Advisors should take the SEC action as a serious heads-up, said Todd Cipperman, principal of Cipperman Compliance Services.

“A lot of independent he continued advisors like to use a particular broker-dealer,” Cipperman said. “They tell clients they don’t really have use that broker, but they often say it in a way that implies the clients can’t really work with them unless they do use the broker.

“I think what the SEC is saying to advisers is, if you’re going to use one broker, you better make dog-gone clear why you’re recommending that particular broker,” he continued. “Advisors need to do a better job explaining why they’re doing what they’re doing.”

FHC, which reported $32 million in assets under management for 52 clients accounts in its August 2012 ADV form, was otherwise insolvent and would have gone out of business if it had not used funds from the inflated transaction charges during that time, the SEC said.

FHC failed to tell their clients the essential facts about the arrangement with the broker-dealer, the SEC charged, and made “false and misleading disclosures” in documents given to clients and filed with the Commission.
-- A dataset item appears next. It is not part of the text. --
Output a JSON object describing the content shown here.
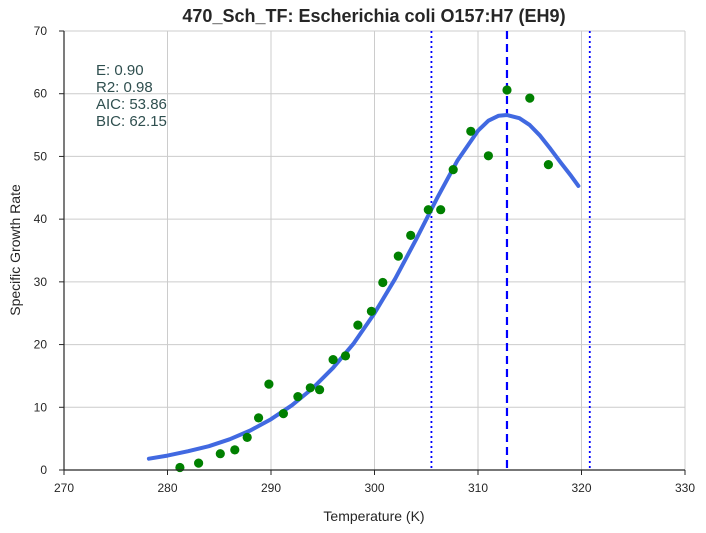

Jane Fry, who died in October 201, worked for the broker since 1990, and for 16 years, the SEC said, FHC maintained its office within the broker-dealer’s Cincinnati office.

For at least three years, according to the SEC, FHC and Fry answered “no” in response to a question on Part1 of Form ADV which asks “Do you or any related person have discretionary authority to determine the commission rates to be paid to a broker or dealer for a client’s transactions?”

The SEC has ordered a public hearing and cease-and-desist proceedings to begin no later than May 8. FHC and Nicholas Fry did not respond to requests for comment.